1970S BRITISH FOLKLORE CUSTOMS
Carlow's Charity Woodbridge Suffolk.1975
The Revd Canon Rowlands, accompanied by Churchwarden Mr George Thacker, distributes loafs of bread to those pensioners who qualify from a table set up in a back yard of the Bull Hotel. This is the site of Carlow's Tomb.
George Carlow, who died in 1738, was a member of a religious sect called 'Separate Congregation', one of whose beliefs was that Saturday should be kept as the Sabbath. Before he died, Carlow had a vault built in the garden of his house, on which was inscribed :
Weep for me dear friend no more for I am gone a little before.But by a lite of pity prepare yourself to follow me. Good friends for Jesus sake forbear To move the dust entombed here.

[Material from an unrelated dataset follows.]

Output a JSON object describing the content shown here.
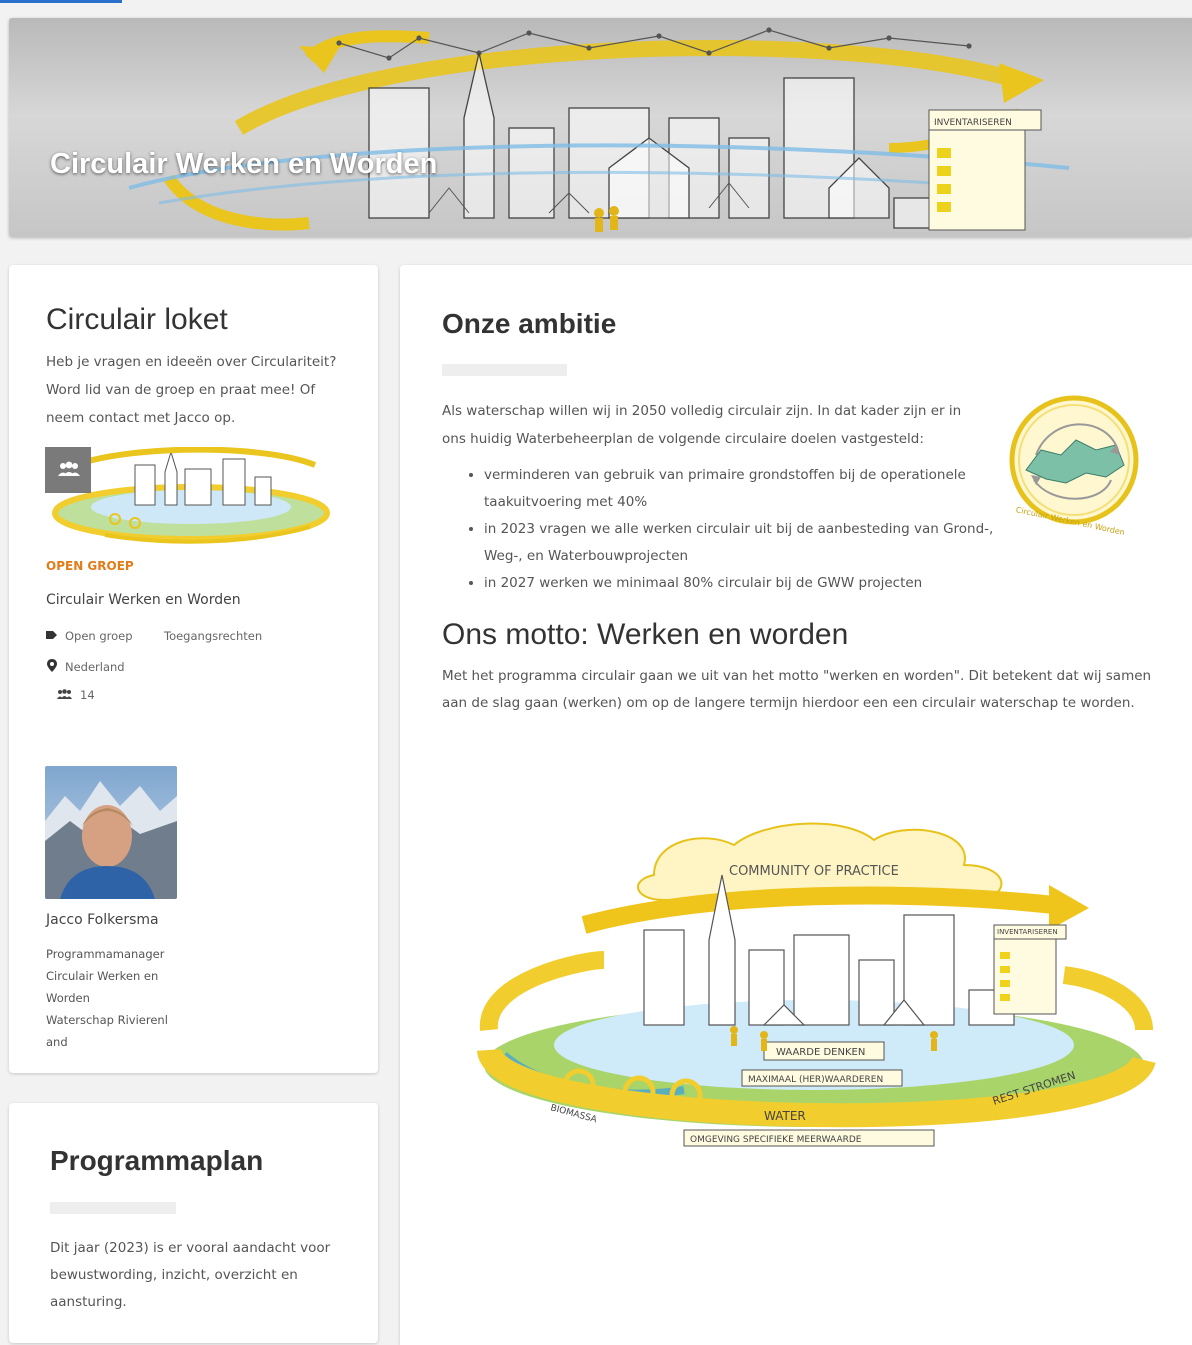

Blessed be he that spares these stones. Cursed be he that moves my bones. Twenty shillings worth of bread to be given on this stone to the poor of the town on the second of February forever.
This inscription records the directive in his will that the rent from his premises (now covered by the new annex of the Bull Hotel) should go towards the upkeep of his tomb, and that every year on Candlemas day (2 February) the churchwardens from St Mary's should purchase twenty shillings worth of twopenny loaves from the two poorest bakers in the town, and give them to the poor of the parish. Moreover, this was to 'go on for ever'. At present, since loaves cost more than two pence, only twelve loaves are purchased and distributed by the rector of St Mary's the help of the verger and two churchwardens. Sherry is then taken in Carlow's room in the Bull Hotel by all those taking part.